Mea is a loving and happy 5 year old girl whose smile will light 

up a room. Mea has always been the "sick kid" but the doctors 

could never figure out what was causing it. After years of trying

 new medications, surgeries, and tests, Mea was diagnosed with 

Sanfilippo Type A. Sanfilippo is also known as MPSIII, Type A means

 Mea has the fastest progressing type of Sanfilippo. Sanfilippo is 

considered rare, with an occurrence of 1 in every 70,000 births. 
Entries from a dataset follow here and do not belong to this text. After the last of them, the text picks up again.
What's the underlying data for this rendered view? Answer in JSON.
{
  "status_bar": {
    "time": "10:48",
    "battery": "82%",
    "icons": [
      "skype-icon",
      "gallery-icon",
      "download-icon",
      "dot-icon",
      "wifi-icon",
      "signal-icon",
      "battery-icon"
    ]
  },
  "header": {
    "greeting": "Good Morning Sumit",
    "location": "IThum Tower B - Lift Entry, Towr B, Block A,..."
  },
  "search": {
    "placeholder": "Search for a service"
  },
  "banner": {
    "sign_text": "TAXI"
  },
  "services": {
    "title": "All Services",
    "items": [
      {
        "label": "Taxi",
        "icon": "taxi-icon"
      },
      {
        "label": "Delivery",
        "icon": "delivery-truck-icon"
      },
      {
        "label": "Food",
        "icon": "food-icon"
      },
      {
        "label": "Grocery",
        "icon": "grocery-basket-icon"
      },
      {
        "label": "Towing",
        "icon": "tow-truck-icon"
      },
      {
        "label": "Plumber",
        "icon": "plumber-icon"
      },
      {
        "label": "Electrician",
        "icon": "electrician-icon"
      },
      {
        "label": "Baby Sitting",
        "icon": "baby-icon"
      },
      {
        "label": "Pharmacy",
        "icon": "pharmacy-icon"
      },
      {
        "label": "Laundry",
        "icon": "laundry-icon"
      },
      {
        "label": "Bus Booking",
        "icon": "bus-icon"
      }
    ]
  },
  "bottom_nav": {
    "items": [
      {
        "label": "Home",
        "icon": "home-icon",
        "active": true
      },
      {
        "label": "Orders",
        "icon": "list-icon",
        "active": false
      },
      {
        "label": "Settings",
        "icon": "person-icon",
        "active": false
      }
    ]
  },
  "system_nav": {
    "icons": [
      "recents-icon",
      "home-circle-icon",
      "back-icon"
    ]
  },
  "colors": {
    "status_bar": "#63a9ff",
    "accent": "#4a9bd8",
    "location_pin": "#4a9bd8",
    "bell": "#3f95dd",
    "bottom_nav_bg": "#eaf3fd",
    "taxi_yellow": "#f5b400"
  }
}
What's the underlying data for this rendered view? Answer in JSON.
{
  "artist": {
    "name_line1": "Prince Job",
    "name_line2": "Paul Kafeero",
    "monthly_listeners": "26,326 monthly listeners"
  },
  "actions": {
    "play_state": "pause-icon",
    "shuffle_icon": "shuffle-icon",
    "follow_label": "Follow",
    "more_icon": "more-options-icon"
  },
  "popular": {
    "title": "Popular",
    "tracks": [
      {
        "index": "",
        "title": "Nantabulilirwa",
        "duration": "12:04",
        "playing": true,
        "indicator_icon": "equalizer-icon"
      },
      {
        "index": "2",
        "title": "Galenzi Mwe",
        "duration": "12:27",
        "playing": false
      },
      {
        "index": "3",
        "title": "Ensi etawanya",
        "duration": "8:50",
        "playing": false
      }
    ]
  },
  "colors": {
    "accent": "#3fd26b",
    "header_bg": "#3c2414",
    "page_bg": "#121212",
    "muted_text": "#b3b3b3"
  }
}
Sanfilippo syndrome is metabolism disorder passed down through families. 

It makes the body unable to properly break down long chains of sugar. 

There is no cure or treatment available.  Unlike many other forms of MPS,

 symptoms often appear after the first year of life. A decline in learning

 ability typically occurs between ages 2 and 6. The child may have normal 

growth during the first few years, but final height is below average. 

Delayed development is followed by deteriorating mental status. 

Every function of the body will fail eventually leading to death in the 

early pre teen age years depending on the severity. Mea began to lose her

 hearing first at the age of 2. Mea has now lost the ability to hear 

clearly and speak. She currently struggles with bowel functions, breathing

 issues, and significant cognitive regression. Mea does not understand that

 she is "sick" or different in any way. We continue to fight this battle 

trying to see every doctor that might be able to help Mea. We travel on a

 monthly basis to Syracuse, recently New York City and continue to look 

for the special doctors that Mea needs.